Tuesday, 12 May 2020

Sometimes Consistency is Costly.


In the previous post we discussed how COVID-19 changed the economic discourse about fiscal deficit spending. Here we’ll attempt to gain a deeper insight from that.

As argued previously, last March politicians, experts, journalists, and businesspeople muted their usual objections to large fiscal deficit spending. No argy bargy, no talking heads on TV formulating Very Serious (™) warnings. It’s almost as if the notions of inflation, crowding out and free markets had been magically forgotten.

Another usual stumbling block laid on the way of fiscal spending (namely the question “how will you pay for that?”) fared better, but only slightly. That I am aware, nobody seem to have asked that question when the measures were announced or when they were presented and approved in Parliament. Nevertheless, soon afterwards commentators began asking that.

Those commentators, I suppose, decided for belated consistency. Just like gloating sometimes can be justified, consistency can be fatally costly.

That’s why on April 7 the ABC’s David Taylor came forward to answer that question. The title of his piece (As Part of its Coronavirus Response, the RBA is Creating Money Out of Thin Air. Here’s How) gives its general gist.

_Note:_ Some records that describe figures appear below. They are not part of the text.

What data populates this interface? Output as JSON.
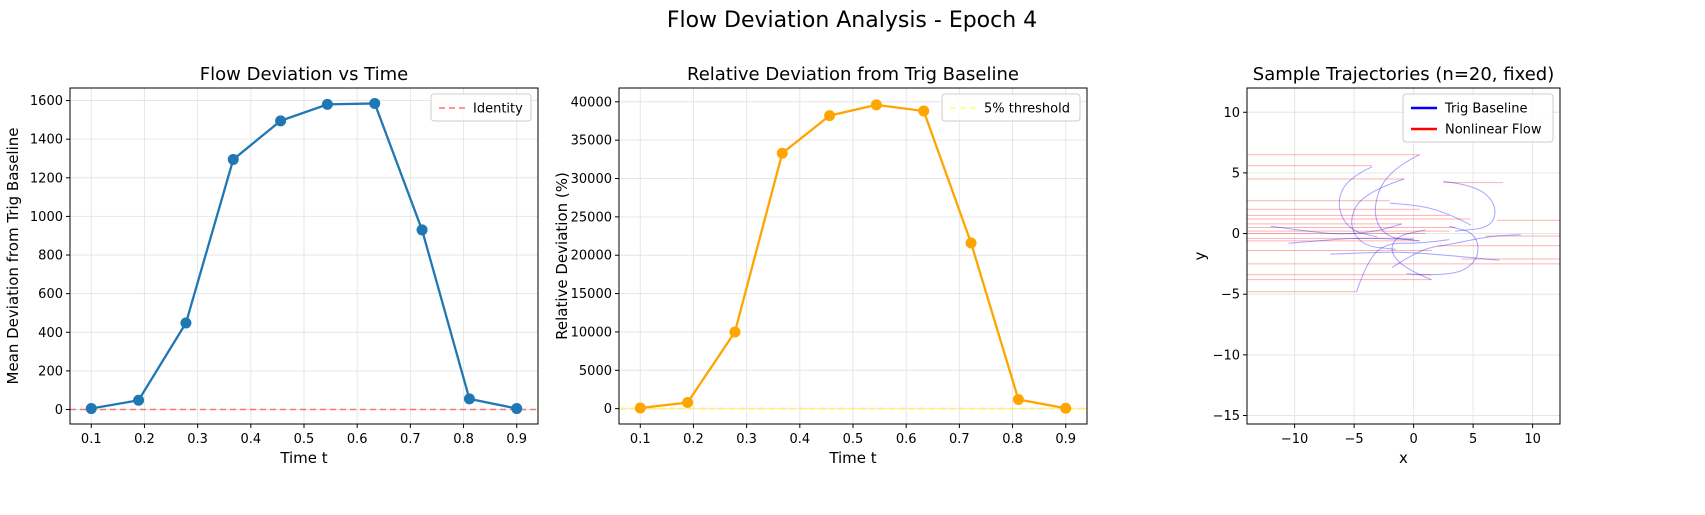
{
  "figure": {
    "suptitle": "Flow Deviation Analysis - Epoch 4"
  },
  "chart_data": [
    {
      "type": "line",
      "title": "Flow Deviation vs Time",
      "xlabel": "Time t",
      "ylabel": "Mean Deviation from Trig Baseline",
      "xlim": [
        0.06,
        0.94
      ],
      "ylim": [
        -75,
        1665
      ],
      "xticks": [
        0.1,
        0.2,
        0.3,
        0.4,
        0.5,
        0.6,
        0.7,
        0.8,
        0.9
      ],
      "xtick_labels": [
        "0.1",
        "0.2",
        "0.3",
        "0.4",
        "0.5",
        "0.6",
        "0.7",
        "0.8",
        "0.9"
      ],
      "yticks": [
        0,
        200,
        400,
        600,
        800,
        1000,
        1200,
        1400,
        1600
      ],
      "ytick_labels": [
        "0",
        "200",
        "400",
        "600",
        "800",
        "1000",
        "1200",
        "1400",
        "1600"
      ],
      "grid": true,
      "legend_position": "upper right",
      "x": [
        0.1,
        0.189,
        0.278,
        0.367,
        0.456,
        0.544,
        0.633,
        0.722,
        0.811,
        0.9
      ],
      "series": [
        {
          "name": "",
          "color": "#1f77b4",
          "style": "solid",
          "markers": true,
          "values": [
            5,
            48,
            448,
            1295,
            1495,
            1580,
            1585,
            930,
            55,
            5
          ]
        }
      ],
      "hlines": [
        {
          "name": "Identity",
          "y": 0,
          "color": "#ff6666",
          "style": "dashed"
        }
      ]
    },
    {
      "type": "line",
      "title": "Relative Deviation from Trig Baseline",
      "xlabel": "Time t",
      "ylabel": "Relative Deviation (%)",
      "xlim": [
        0.06,
        0.94
      ],
      "ylim": [
        -2000,
        41800
      ],
      "xticks": [
        0.1,
        0.2,
        0.3,
        0.4,
        0.5,
        0.6,
        0.7,
        0.8,
        0.9
      ],
      "xtick_labels": [
        "0.1",
        "0.2",
        "0.3",
        "0.4",
        "0.5",
        "0.6",
        "0.7",
        "0.8",
        "0.9"
      ],
      "yticks": [
        0,
        5000,
        10000,
        15000,
        20000,
        25000,
        30000,
        35000,
        40000
      ],
      "ytick_labels": [
        "0",
        "5000",
        "10000",
        "15000",
        "20000",
        "25000",
        "30000",
        "35000",
        "40000"
      ],
      "grid": true,
      "legend_position": "upper right",
      "x": [
        0.1,
        0.189,
        0.278,
        0.367,
        0.456,
        0.544,
        0.633,
        0.722,
        0.811,
        0.9
      ],
      "series": [
        {
          "name": "",
          "color": "#ffa500",
          "style": "solid",
          "markers": true,
          "values": [
            80,
            800,
            10000,
            33300,
            38200,
            39600,
            38800,
            21600,
            1200,
            50
          ]
        }
      ],
      "hlines": [
        {
          "name": "",
          "y": 0,
          "color": "#ffa500",
          "style": "dashed"
        },
        {
          "name": "5% threshold",
          "y": 5,
          "color": "#ffff66",
          "style": "dashed"
        }
      ]
    },
    {
      "type": "line",
      "title": "Sample Trajectories (n=20, fixed)",
      "xlabel": "x",
      "ylabel": "y",
      "xlim": [
        -14,
        12.3
      ],
      "ylim": [
        -15.7,
        12
      ],
      "xticks": [
        -10,
        -5,
        0,
        5,
        10
      ],
      "xtick_labels": [
        "−10",
        "−5",
        "0",
        "5",
        "10"
      ],
      "yticks": [
        10,
        5,
        0,
        -5,
        -10,
        -15
      ],
      "ytick_labels": [
        "10",
        "5",
        "0",
        "−5",
        "−10",
        "−15"
      ],
      "grid": true,
      "legend_position": "upper right",
      "legend": [
        {
          "name": "Trig Baseline",
          "color": "#0000ff"
        },
        {
          "name": "Nonlinear Flow",
          "color": "#ff0000"
        }
      ],
      "trig_baseline": [
        {
          "color": "#0000ff",
          "points": [
            [
              -12,
              0.6
            ],
            [
              -9,
              0.2
            ],
            [
              -6,
              -0.1
            ],
            [
              -3,
              0.2
            ],
            [
              -1,
              0.8
            ]
          ]
        },
        {
          "color": "#0000ff",
          "points": [
            [
              -3.5,
              5.5
            ],
            [
              -5.5,
              4.6
            ],
            [
              -6.5,
              2.5
            ],
            [
              -5.5,
              0.3
            ],
            [
              -3,
              -0.3
            ]
          ]
        },
        {
          "color": "#0000ff",
          "points": [
            [
              0.5,
              6.5
            ],
            [
              -2.2,
              5.2
            ],
            [
              -3.5,
              2.0
            ],
            [
              -2.5,
              -0.3
            ],
            [
              0.5,
              -0.6
            ]
          ]
        },
        {
          "color": "#0000ff",
          "points": [
            [
              -0.8,
              4.5
            ],
            [
              -4.2,
              3.4
            ],
            [
              -5.5,
              1.0
            ],
            [
              -4.4,
              -1.0
            ],
            [
              -1.5,
              -1.3
            ]
          ]
        },
        {
          "color": "#0000ff",
          "points": [
            [
              2.5,
              4.3
            ],
            [
              5.2,
              4.0
            ],
            [
              7.0,
              2.4
            ],
            [
              6.6,
              0.5
            ],
            [
              3.5,
              0.2
            ]
          ]
        },
        {
          "color": "#0000ff",
          "points": [
            [
              -4.8,
              -4.8
            ],
            [
              -4.0,
              -2.5
            ],
            [
              -2.5,
              -0.8
            ],
            [
              0.5,
              -0.8
            ],
            [
              3.0,
              -0.5
            ]
          ]
        },
        {
          "color": "#0000ff",
          "points": [
            [
              1.5,
              -3.8
            ],
            [
              -0.5,
              -3.0
            ],
            [
              -2.0,
              -1.6
            ],
            [
              -1.5,
              -0.2
            ],
            [
              1.0,
              0.3
            ]
          ]
        },
        {
          "color": "#0000ff",
          "points": [
            [
              -0.6,
              -3.3
            ],
            [
              3.2,
              -3.6
            ],
            [
              5.5,
              -2.2
            ],
            [
              5.3,
              0.0
            ],
            [
              3.0,
              0.6
            ]
          ]
        },
        {
          "color": "#0000ff",
          "points": [
            [
              -7.0,
              -1.7
            ],
            [
              -4.5,
              -1.6
            ],
            [
              -1.0,
              -1.5
            ],
            [
              3.0,
              -1.8
            ],
            [
              7.2,
              -2.2
            ]
          ]
        },
        {
          "color": "#0000ff",
          "points": [
            [
              -1.8,
              -2.8
            ],
            [
              0.5,
              -1.3
            ],
            [
              3.0,
              -0.9
            ],
            [
              6.5,
              -0.2
            ],
            [
              9.0,
              -0.1
            ]
          ]
        },
        {
          "color": "#0000ff",
          "points": [
            [
              -2.0,
              2.5
            ],
            [
              -0.5,
              2.4
            ],
            [
              1.5,
              2.1
            ],
            [
              3.4,
              1.4
            ],
            [
              4.8,
              0.7
            ]
          ]
        },
        {
          "color": "#0000ff",
          "points": [
            [
              -10.5,
              -0.8
            ],
            [
              -8.0,
              -0.6
            ],
            [
              -5.5,
              -0.4
            ],
            [
              -3.0,
              -0.4
            ],
            [
              0.0,
              -0.5
            ]
          ]
        }
      ],
      "nonlinear_flow": [
        {
          "color": "#ff0000",
          "y": 6.5,
          "x_from": -14,
          "x_to": 0.5
        },
        {
          "color": "#ff0000",
          "y": 5.6,
          "x_from": -14,
          "x_to": -3.5
        },
        {
          "color": "#ff0000",
          "y": 4.5,
          "x_from": -14,
          "x_to": -0.8
        },
        {
          "color": "#ff0000",
          "y": 4.2,
          "x_from": 2.5,
          "x_to": 7.5
        },
        {
          "color": "#ff0000",
          "y": 2.7,
          "x_from": -14,
          "x_to": -2.0
        },
        {
          "color": "#ff0000",
          "y": 2.0,
          "x_from": -14,
          "x_to": 0.5
        },
        {
          "color": "#ff0000",
          "y": 1.5,
          "x_from": -14,
          "x_to": 3.0
        },
        {
          "color": "#ff0000",
          "y": 1.2,
          "x_from": -14,
          "x_to": 4.8
        },
        {
          "color": "#ff0000",
          "y": 1.1,
          "x_from": 7.0,
          "x_to": 12.3
        },
        {
          "color": "#ff0000",
          "y": 0.8,
          "x_from": -14,
          "x_to": -1.0
        },
        {
          "color": "#ff0000",
          "y": 0.5,
          "x_from": -14,
          "x_to": 3.5
        },
        {
          "color": "#ff0000",
          "y": 0.2,
          "x_from": -14,
          "x_to": 3.0
        },
        {
          "color": "#ff0000",
          "y": 0.0,
          "x_from": -14,
          "x_to": 1.0
        },
        {
          "color": "#ff0000",
          "y": -0.2,
          "x_from": 6.0,
          "x_to": 12.3
        },
        {
          "color": "#ff0000",
          "y": -0.4,
          "x_from": -14,
          "x_to": 0.0
        },
        {
          "color": "#ff0000",
          "y": -0.6,
          "x_from": -14,
          "x_to": 0.5
        },
        {
          "color": "#ff0000",
          "y": -1.0,
          "x_from": 2.0,
          "x_to": 12.3
        },
        {
          "color": "#ff0000",
          "y": -1.4,
          "x_from": -14,
          "x_to": 1.5
        },
        {
          "color": "#ff0000",
          "y": -2.1,
          "x_from": 4.0,
          "x_to": 12.3
        },
        {
          "color": "#ff0000",
          "y": -2.5,
          "x_from": -14,
          "x_to": 12.3
        },
        {
          "color": "#ff0000",
          "y": -3.4,
          "x_from": -14,
          "x_to": 1.5
        },
        {
          "color": "#ff0000",
          "y": -3.8,
          "x_from": -14,
          "x_to": 1.5
        },
        {
          "color": "#ff0000",
          "y": -4.8,
          "x_from": -14,
          "x_to": -4.8
        }
      ]
    }
  ]
}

Taylor’s goal is to correct the misleading expression “printing money”. The Reserve Bank of Australia is “printing money” to fund the Morrison Government’s response to COVID-19, he explains. With the caveat that I’m no MMT expert, I have no problem with that. Besides, Taylor also informs us, the RBA explains the same. Doubleplusgood, then.

But Taylor also sets out to explain how that fiat money, existing only in computer screens, is created. He spends much less time here. I suppose he finds the explanation the RBA Governor, Philip Lowe, delivered on November 26 (Unconventional Monetary Policy: Some Lessons from Overseas), sufficient.


The scheme above may aid understanding Taylor’s argument.

The Government, Taylor writes, issues bonds (he explains what bonds are) and sells them to Banks (actually, as he explained later, financial institutions, domestic and foreign). Those bonds grant Banks a stream of income (interests) and that’s why Banks are willing to buy them.

So far, what Taylor explains is standard neoclassical economics; indeed standard Keynesian macroeconomics.

The third box is where Quantitative Easing (QE), an unconventional monetary policy, enters. The RBA acquires those “second-hand” bonds from Banks in the secondary market. The RBA, Australia’s central bank, gives money in exchange for bonds, just like Banks did.

Taylor highlights an important detail: the RBA creates “out of thin air” its own money as “central bank reserves”. In other words, it applies QE.

Although there’s more to say about QE (and we’ll do that in the next post), it was at this point that Taylor left his exposition. We’ll follow him, because as it is it’s already sufficient to observe something that I hope is evident in that scheme: when QE is used, Banks are mere intermediaries. The RBA could have bought those bonds directly from the Government.

Taylor is not oblivious to that fact. Indeed, he writes: “If the RBA bought bonds directly from the Government it would, in effect, be directly funding the Government. And that's clearly not on.”

Banks get interests for acting as the middle-person (is that the PC appropriate term?). Why?

What service Banks provide to justify those interests? The usual answer, implicit if not explicit in standard macroeconomic textbooks (that the Government needs Banks’ money and Banks will only part with it in exchange for more money) does not apply in these circumstances.